I went to school in England. I doubt if The Easter Rising was even mentioned but the various Acts of Parliament concerning the establishment of the Church of England in the 1500s - that was considered important. And some of the Protestant martyrs were considered romantic / stoic / StiffUpperLipped: Be of good cheer Mr Ridley and play the man not the ball etc. We were sufficiently even-handed to acknowledge that lots of Catholics also went up in flames. But in the superficial, sound-byte teaching of history, the impact of religious flip-flopping upon everyday farming folk was a closed book.
Not any more! It was suggested that I read The Voices of Morebath: Reformation and Rebellion in an English Village (2001) by Eamon Duffy. For skool-history regnal dates context "catholics" vs "protestants" . . .
- Henry VIII Fid.Def. 1509 - 1534 [25½ yrs]

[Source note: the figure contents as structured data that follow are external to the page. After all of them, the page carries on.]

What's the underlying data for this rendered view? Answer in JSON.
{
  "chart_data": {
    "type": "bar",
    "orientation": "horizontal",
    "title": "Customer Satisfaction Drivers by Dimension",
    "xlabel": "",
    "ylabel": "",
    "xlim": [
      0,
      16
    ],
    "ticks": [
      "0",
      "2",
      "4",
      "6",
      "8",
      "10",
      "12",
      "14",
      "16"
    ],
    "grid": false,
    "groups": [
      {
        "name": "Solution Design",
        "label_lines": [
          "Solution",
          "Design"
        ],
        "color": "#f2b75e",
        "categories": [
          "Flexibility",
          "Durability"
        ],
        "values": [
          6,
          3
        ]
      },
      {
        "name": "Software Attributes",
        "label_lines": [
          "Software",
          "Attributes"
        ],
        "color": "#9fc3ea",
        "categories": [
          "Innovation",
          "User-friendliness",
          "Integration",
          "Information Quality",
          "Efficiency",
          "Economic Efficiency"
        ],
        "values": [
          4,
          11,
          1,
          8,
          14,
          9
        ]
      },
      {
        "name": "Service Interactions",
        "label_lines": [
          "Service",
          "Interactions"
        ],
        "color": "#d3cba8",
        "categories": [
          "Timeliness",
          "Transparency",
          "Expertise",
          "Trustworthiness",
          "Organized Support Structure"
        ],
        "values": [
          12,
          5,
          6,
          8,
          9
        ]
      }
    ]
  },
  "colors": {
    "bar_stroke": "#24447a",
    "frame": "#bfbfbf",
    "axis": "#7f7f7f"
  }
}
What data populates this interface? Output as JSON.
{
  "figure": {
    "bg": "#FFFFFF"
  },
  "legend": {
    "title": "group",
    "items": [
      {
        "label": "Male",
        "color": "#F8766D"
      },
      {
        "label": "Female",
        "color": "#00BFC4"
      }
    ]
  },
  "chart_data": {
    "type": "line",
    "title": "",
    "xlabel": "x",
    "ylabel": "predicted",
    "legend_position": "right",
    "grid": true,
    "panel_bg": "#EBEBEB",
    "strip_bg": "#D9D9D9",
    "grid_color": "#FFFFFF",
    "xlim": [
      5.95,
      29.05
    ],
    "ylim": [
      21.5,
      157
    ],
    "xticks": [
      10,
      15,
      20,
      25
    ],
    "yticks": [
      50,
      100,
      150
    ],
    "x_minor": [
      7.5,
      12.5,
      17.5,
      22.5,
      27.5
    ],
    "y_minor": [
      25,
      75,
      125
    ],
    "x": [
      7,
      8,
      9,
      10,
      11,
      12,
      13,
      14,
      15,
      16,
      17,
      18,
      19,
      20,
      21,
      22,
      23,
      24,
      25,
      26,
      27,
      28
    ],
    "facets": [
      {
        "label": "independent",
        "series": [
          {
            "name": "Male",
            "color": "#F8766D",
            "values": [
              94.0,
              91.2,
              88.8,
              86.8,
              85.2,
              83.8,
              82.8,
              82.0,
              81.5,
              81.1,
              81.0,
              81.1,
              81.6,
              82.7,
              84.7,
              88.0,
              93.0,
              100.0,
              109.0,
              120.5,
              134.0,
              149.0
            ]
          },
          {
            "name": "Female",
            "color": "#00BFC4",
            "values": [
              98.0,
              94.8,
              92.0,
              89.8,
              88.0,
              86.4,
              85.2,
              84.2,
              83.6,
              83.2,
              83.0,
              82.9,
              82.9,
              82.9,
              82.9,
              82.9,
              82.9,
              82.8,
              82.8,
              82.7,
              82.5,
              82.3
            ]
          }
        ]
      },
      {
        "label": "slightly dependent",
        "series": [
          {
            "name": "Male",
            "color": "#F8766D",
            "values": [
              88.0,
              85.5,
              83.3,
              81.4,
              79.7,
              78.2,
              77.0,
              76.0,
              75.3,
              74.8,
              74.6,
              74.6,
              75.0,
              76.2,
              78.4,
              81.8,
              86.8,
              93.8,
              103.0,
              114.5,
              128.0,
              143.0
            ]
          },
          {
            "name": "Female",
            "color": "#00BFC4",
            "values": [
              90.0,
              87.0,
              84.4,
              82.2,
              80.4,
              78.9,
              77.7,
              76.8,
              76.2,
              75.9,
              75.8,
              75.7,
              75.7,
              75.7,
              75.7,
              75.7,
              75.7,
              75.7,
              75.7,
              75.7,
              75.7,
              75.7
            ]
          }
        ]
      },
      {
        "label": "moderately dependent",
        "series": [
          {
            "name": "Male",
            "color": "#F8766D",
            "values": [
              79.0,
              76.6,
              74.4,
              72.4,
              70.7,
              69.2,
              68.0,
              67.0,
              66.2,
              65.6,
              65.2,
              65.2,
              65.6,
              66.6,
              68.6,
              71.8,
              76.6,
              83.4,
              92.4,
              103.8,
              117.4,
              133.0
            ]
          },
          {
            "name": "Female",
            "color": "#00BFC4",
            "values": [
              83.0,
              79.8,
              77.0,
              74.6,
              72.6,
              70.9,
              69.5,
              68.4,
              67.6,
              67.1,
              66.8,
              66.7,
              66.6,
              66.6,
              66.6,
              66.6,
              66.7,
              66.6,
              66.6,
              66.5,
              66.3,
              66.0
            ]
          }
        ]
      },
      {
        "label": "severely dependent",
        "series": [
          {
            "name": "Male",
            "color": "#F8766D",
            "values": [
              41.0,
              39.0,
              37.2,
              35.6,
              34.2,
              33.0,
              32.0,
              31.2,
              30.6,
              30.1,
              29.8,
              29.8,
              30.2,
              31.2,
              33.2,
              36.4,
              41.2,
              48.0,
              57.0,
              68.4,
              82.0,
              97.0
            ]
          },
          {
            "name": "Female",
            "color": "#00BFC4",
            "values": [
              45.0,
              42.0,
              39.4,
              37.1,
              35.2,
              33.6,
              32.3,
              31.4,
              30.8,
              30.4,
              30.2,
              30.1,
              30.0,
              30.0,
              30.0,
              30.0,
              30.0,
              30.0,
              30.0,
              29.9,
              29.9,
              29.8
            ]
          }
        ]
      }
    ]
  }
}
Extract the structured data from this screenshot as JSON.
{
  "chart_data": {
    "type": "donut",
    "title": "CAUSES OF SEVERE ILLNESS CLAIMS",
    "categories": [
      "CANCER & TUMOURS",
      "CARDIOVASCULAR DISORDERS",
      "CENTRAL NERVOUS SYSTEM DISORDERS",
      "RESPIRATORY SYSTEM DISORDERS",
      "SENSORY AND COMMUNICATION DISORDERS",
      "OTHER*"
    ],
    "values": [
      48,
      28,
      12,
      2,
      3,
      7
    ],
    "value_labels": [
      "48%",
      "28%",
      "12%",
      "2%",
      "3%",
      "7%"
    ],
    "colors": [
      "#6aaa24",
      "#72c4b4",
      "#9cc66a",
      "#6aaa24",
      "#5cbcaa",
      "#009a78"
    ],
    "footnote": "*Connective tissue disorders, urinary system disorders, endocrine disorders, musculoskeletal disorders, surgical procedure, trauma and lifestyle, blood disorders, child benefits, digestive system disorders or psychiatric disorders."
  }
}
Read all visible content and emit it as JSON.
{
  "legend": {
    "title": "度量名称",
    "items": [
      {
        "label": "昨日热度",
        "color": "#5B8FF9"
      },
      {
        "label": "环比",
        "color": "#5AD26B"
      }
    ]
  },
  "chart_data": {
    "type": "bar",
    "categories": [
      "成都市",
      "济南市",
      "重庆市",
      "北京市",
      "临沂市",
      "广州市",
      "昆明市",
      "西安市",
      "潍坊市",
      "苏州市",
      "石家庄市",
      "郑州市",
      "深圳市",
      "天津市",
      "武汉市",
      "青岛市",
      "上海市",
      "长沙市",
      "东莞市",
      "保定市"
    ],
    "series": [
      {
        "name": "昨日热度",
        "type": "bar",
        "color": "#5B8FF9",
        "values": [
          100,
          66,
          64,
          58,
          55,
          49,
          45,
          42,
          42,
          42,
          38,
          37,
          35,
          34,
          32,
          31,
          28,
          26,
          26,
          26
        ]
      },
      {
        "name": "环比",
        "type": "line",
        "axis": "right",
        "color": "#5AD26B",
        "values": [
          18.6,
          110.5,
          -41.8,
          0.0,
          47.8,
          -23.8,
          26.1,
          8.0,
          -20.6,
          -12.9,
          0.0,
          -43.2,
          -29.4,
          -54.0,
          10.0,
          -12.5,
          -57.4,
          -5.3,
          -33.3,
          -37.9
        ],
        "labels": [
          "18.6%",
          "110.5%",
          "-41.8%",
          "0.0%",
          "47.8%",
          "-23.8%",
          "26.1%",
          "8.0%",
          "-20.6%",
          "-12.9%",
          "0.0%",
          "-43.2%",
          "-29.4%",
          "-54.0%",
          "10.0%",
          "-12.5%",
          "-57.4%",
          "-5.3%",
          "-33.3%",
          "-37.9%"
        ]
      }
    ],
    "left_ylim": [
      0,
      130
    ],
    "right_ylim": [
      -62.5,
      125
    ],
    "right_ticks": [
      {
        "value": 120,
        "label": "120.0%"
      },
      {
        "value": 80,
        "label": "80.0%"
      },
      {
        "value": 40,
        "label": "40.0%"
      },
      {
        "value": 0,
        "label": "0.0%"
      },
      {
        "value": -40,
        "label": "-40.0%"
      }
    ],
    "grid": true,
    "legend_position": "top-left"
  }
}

- ie before Act of Supremacy declaring KH8 to be head of the [local] church
- Henry VIII Ch.Eng 1534 - 1547 [12 yrs]
- Edward VI 1547 - 1553 [6½ yrs]
- d. age 15
- Mary I 1553 - 1559 [6½ yrs]
- Elizabeth 1559 - 1603 [40+ yrs]
It's quite hard to do historical research in the County of Devon, because the Public Records in Exeter were blitzed to buggery in WWII. But, like the (7/123) surviving plays of Sophocles, by chance some documents from the 1500s survived. One of them was uniquely, garrulously, comprehensive and exactly book-ended the whole period of religious reformation in England. The churchwarden's accounts for the village /hamlet of Morebath were scrupulous written up 1520 - 1574 in the spidery scrawl of the parish priest Christopher Trychay:
Local Government, and finance, was in the hands of several elected Wardens at the beginning of this period but the vicar was literate and so kept the minutes of annual reports of income and outgoings: "Ys for the gefth of Thomas at Tymwell the wyche was vjs & viijd [6/8d = ⅓ of £1] hyt was be stowyd yn payntyng of the sylyng a bowt the hye crosse parte of hyt and the rest of hyt schall come in a banner dicit very shortly sperat". It sounds like English (with a scattering of Latin) but not as we now write it.
The wealth of the parish was vested in the parish flock which were parcelled out, in ones and twos, to run with the flocks of parishioners. It was bad when one of these sheep pegged out, but not a total loss if the fleece could be recovered from the corpse. The parish bumbled along: raising funds by throwing "ales" = parties and then employing craftsmen to re-lead the church roof; make new vestments and altar-cloths; contribute to the repair of bridges.
But the finances were increasingly pinched [both senses] by the demands of central government to a) finance foreign wars b) cement (or undo) the trappings of a reformed church. The Protestants had a thing against altars and required their de-blinging and even dismantling; and the parish then had to provide a table from which to serve communion. Each parish was also required to buy an official Book of Common Prayer [whc prev], English language bible and the Paraphrases on the New Testament by Erasmus. You may be sure that someone made a fortune from the supply of these expensive articles but nobody from Morebath. When Catholicism was restored under Queen Mary, it was tables away, rebuild the stone altar, and refurnish it with chalice, pyx, paten and thurible . . . and Carry on Catholic.
Then there were the ornery taxes of secular life: like the 1549 Relief of Sheep [3d per ewe in fields, 1d for those on the moorland commons] followed by the Relief of Cloth [8d per lb on finished woollen cloth]. The image this conjures is of a Highwayman holding up people at pistol-point "I shall relieve you of that purse of ducats, my good Sir, and cast thereto the lady's ear-rings".
Those years in the mid-1500s thus midwifed, not only the Church of England, but also the modern centralized state - taking goods or money from citizens while giving them only indirect control of how the money was spent. All very modern, so.